For four decades, Rooh Afza quenched the subcontinent, until production halted following Partition in 1947. India was torn apart by the Radcliffe Line, sparking one of the largest mass migrations in history and violence that saw two million lose their lives. Abdul-Majeed had by now passed away, but left two sons—who now found themselves on either side of the newly created border between India and Pakistan—to continue the business. They eventually reopened the Rooh Afza factory in India, as well as a new production site in Pakistan and one in Bangladesh following its independence in 1971.

Photo via Flickr user Nadir Hashmi.

In more recent years, the 100-year-old syrup has faced competition from Western beverage brands like Coca-Cola, prompting manufacturers Hamard to pursue advertising campaigns aimed at young consumers, and experiment with ready-to-serve fruit fusions and coffee flavours. In her 2017 novel The Ministry of Utmost Happiness, Indian author Arundhati Roy lamented, “the Elixir of the Soul was, like most things in the world, trumped by Coca Cola.”

But unlike Pepsi or Diet Coke, Rooh Afza is more than just a drink. It’s the unlikely witness to the bloody birth of three nations. The social glue that unites worshippers in Pakistan praying at the grave sides of Sufi saints and crowds gathered outside Indian Gurdwaras celebrating the birthday of revered Gurus. From London to Lahore, families gather around tables to consume it by the jug-load.
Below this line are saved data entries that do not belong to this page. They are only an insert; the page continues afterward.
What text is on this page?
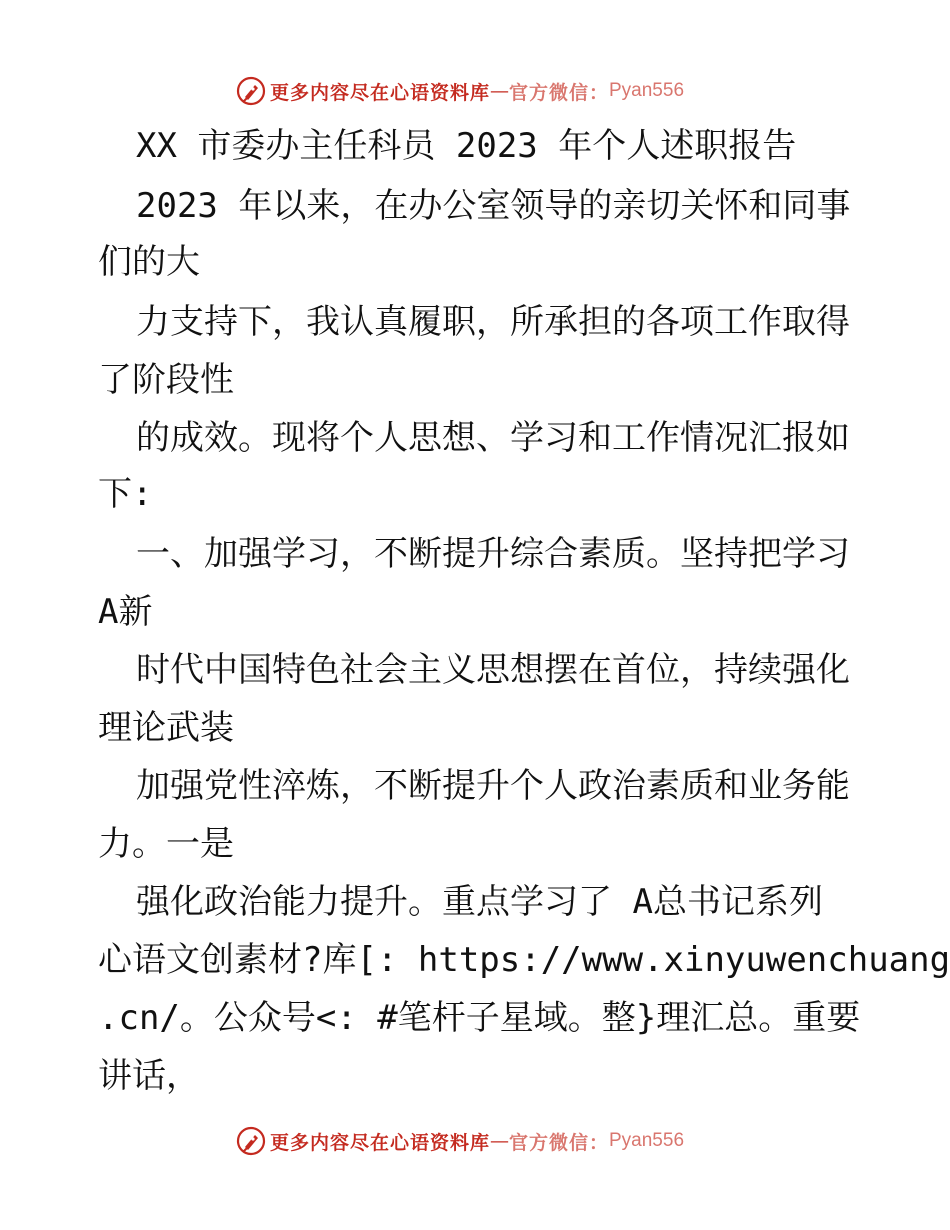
更多内容尽在心语资料库 — 官方微信： Pyan556
XX 市委办主任科员 2023 年个人述职报告
2023 年以来，在办公室领导的亲切关怀和同事
们的大
力支持下，我认真履职，所承担的各项工作取得
了阶段性
的成效。现将个人思想、学习和工作情况汇报如
下:
一、加强学习，不断提升综合素质。坚持把学习
A新
时代中国特色社会主义思想摆在首位，持续强化
理论武装
加强党性淬炼，不断提升个人政治素质和业务能
力。一是
强化政治能力提升。重点学习了 A总书记系列
心语文创素材?库[: https://www.xinyuwenchuang
.cn/。公众号<: #笔杆子星域。整}理汇总。重要
讲话，
更多内容尽在心语资料库 — 官方微信： Pyan556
It’s almost like the the old herbal doctors infused Rooh Afza with a magic that allows its drinkers to transcend borders, religion, and even time itself. When one family sits down to break their Ramadan fast with dates and water—and of course, a jug of ice-cold Rooh Afza—the generations that came before sit with them too. They watch them fall into the crimson embrace of Rooh Afza, just as they did on the streets of Delhi, all those years ago.